Día Mundial de las Enfermedades Poco Frecuentes: visibilizar para garantizar equidad en salud

Placa informativa sobre el Día Mundial de las enfermedades poco frecuentes que destaca la importancia de la equidad en el diagnóstico, el acceso a tratamientos y la visibilidad de estas patologías.
Visibilizar las enfermedades poco frecuentes es un paso clave para construir un sistema de salud con mayor equidad y decisiones basadas en evidencia.

Cada 28 de febrero -o 29 en los años bisiestos, el día menos frecuente del calendario- se conmemora el Día Mundial de las Enfermedades Poco Frecuentes (EPOF). La fecha busca visibilizar un conjunto amplio y diverso de patologías que, consideradas en forma individual, afectan a menos de 1 de cada 2.000 personas, pero que en conjunto alcanzan a más de 300 millones en todo el mundo.

Se estima que existen más de 8.000 enfermedades poco frecuentes reconocidas, en su mayoría de origen genético y con inicio en la infancia. Muchas de ellas son crónicas, progresivas y de alta complejidad diagnóstica y terapéutica, lo que plantea desafíos significativos tanto para los sistemas de salud como para quienes deben tomar decisiones clínicas y de financiamiento en contextos de alta incertidumbre.

El desafío del diagnóstico y el acceso

Uno de los principales obstáculos que enfrentan las personas con EPOF es el retraso diagnóstico. La baja prevalencia, la falta de conocimiento específico y la ausencia de protocolos locales definidos provocan recorridos prolongados dentro del sistema de salud, con múltiples consultas, estudios innecesarios y, en muchos casos, tratamientos inadecuados.

A esto se suma la dificultad para acceder a terapias específicas, que suelen ser de alto costo y contar con evidencia clínica limitada. Esta combinación de baja frecuencia, alta complejidad y elevado impacto económico exige modelos de evaluación y acompañamiento que integren criterios científicos, clínicos y de sostenibilidad.

Iluminar para visibilizar

Desde 2008, la iniciativa internacional “Ilumina por lo Raro” se convirtió en un símbolo global de concientización. Cada año, monumentos y edificios emblemáticos de todo el mundo se iluminan de violeta para recordar que detrás de cada enfermedad poco frecuente hay personas, familias y comunidades que necesitan respuestas concretas.

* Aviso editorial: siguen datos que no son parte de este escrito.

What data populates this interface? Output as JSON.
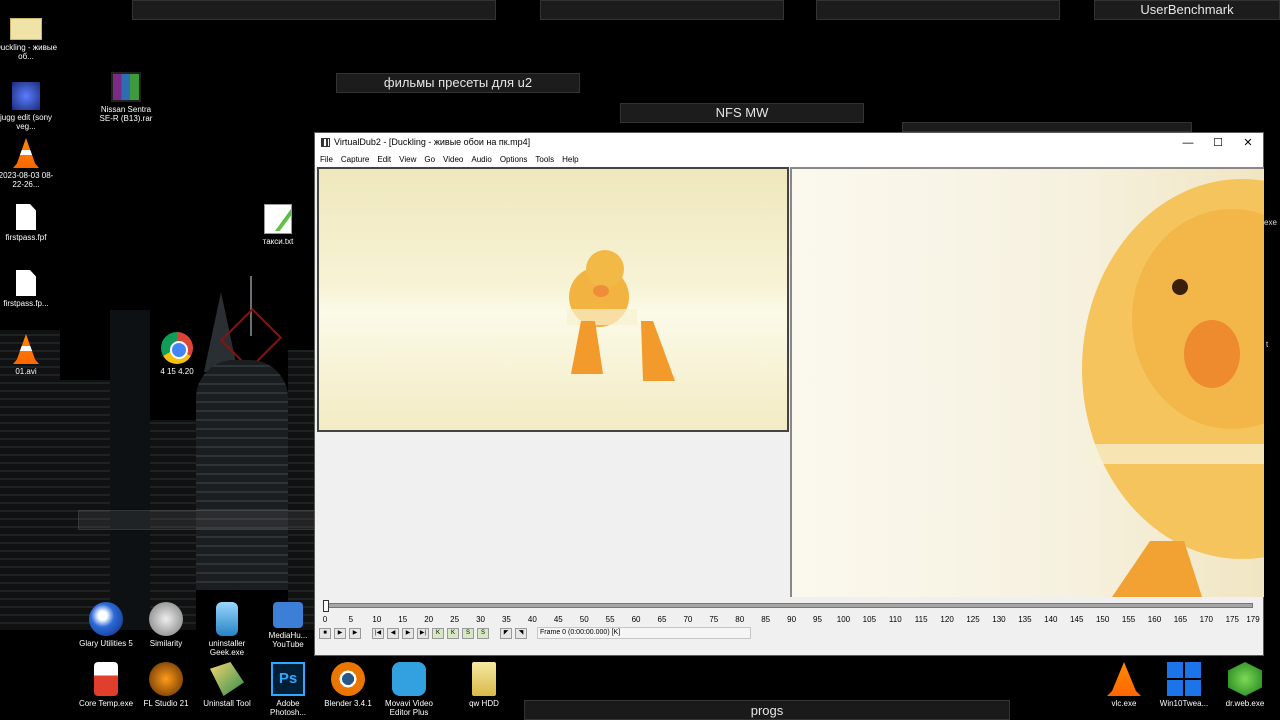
{
  "desktop": {
    "top_bars": [
      "",
      "",
      "",
      "UserBenchmark"
    ],
    "bar2": "фильмы пресеты для u2",
    "bar3": "NFS MW",
    "progs": "progs",
    "icons": [
      {
        "label": "Duckling - живые об...",
        "icon": "video-thumbnail-icon"
      },
      {
        "label": "jugg edit (sony veg...",
        "icon": "vegas-project-icon"
      },
      {
        "label": "Nissan Sentra SE-R (B13).rar",
        "icon": "winrar-icon"
      },
      {
        "label": "2023-08-03 08-22-26...",
        "icon": "vlc-icon"
      },
      {
        "label": "firstpass.fpf",
        "icon": "file-icon"
      },
      {
        "label": "такси.txt",
        "icon": "text-file-icon"
      },
      {
        "label": "firstpass.fp...",
        "icon": "file-icon"
      },
      {
        "label": "01.avi",
        "icon": "vlc-icon"
      },
      {
        "label": "4 15 4.20",
        "icon": "chrome-icon"
      }
    ],
    "right_edge": [
      "exe",
      "t"
    ],
    "taskbar_top": [
      {
        "label": "Glary Utilities 5"
      },
      {
        "label": "Similarity"
      },
      {
        "label": "uninstaller Geek.exe"
      },
      {
        "label": "MediaHu... YouTube"
      }
    ],
    "taskbar_bottom": [
      {
        "label": "Core Temp.exe"
      },
      {
        "label": "FL Studio 21"
      },
      {
        "label": "Uninstall Tool"
      },
      {
        "label": "Adobe Photosh..."
      },
      {
        "label": "Blender 3.4.1"
      },
      {
        "label": "Movavi Video Editor Plus"
      },
      {
        "label": "qw HDD"
      }
    ],
    "taskbar_right": [
      {
        "label": "vlc.exe"
      },
      {
        "label": "Win10Twea..."
      },
      {
        "label": "dr.web.exe"
      }
    ]
  },
  "window": {
    "title": "VirtualDub2 - [Duckling - живые обои на пк.mp4]",
    "controls": {
      "minimize": "—",
      "maximize": "☐",
      "close": "✕"
    },
    "menu": [
      "File",
      "Capture",
      "Edit",
      "View",
      "Go",
      "Video",
      "Audio",
      "Options",
      "Tools",
      "Help"
    ],
    "frame_info": "Frame 0 (0:00:00.000) [K]",
    "ticks": [
      "0",
      "5",
      "10",
      "15",
      "20",
      "25",
      "30",
      "35",
      "40",
      "45",
      "50",
      "55",
      "60",
      "65",
      "70",
      "75",
      "80",
      "85",
      "90",
      "95",
      "100",
      "105",
      "110",
      "115",
      "120",
      "125",
      "130",
      "135",
      "140",
      "145",
      "150",
      "155",
      "160",
      "165",
      "170",
      "175",
      "179"
    ],
    "tick_max": 179,
    "position_fraction": 0
  }
}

En Argentina, la conmemoración este año pone el foco en la equidad en el diagnóstico y el tratamiento, promoviendo la construcción de “Hojas de Ruta” que permitan integrar la atención, reducir brechas y mejorar la calidad de vida de quienes viven con estas condiciones.

El rol del Instituto William Osler

En este contexto, el Instituto William Osler reafirma su compromiso con el abordaje integral de las enfermedades poco frecuentes. Con más de 18 años de trayectoria, el Instituto se posiciona como un centro de referencia nacional en evaluación de tratamientos, uso racional de medicamentos de alto costo y asesoramiento en diagnóstico genético.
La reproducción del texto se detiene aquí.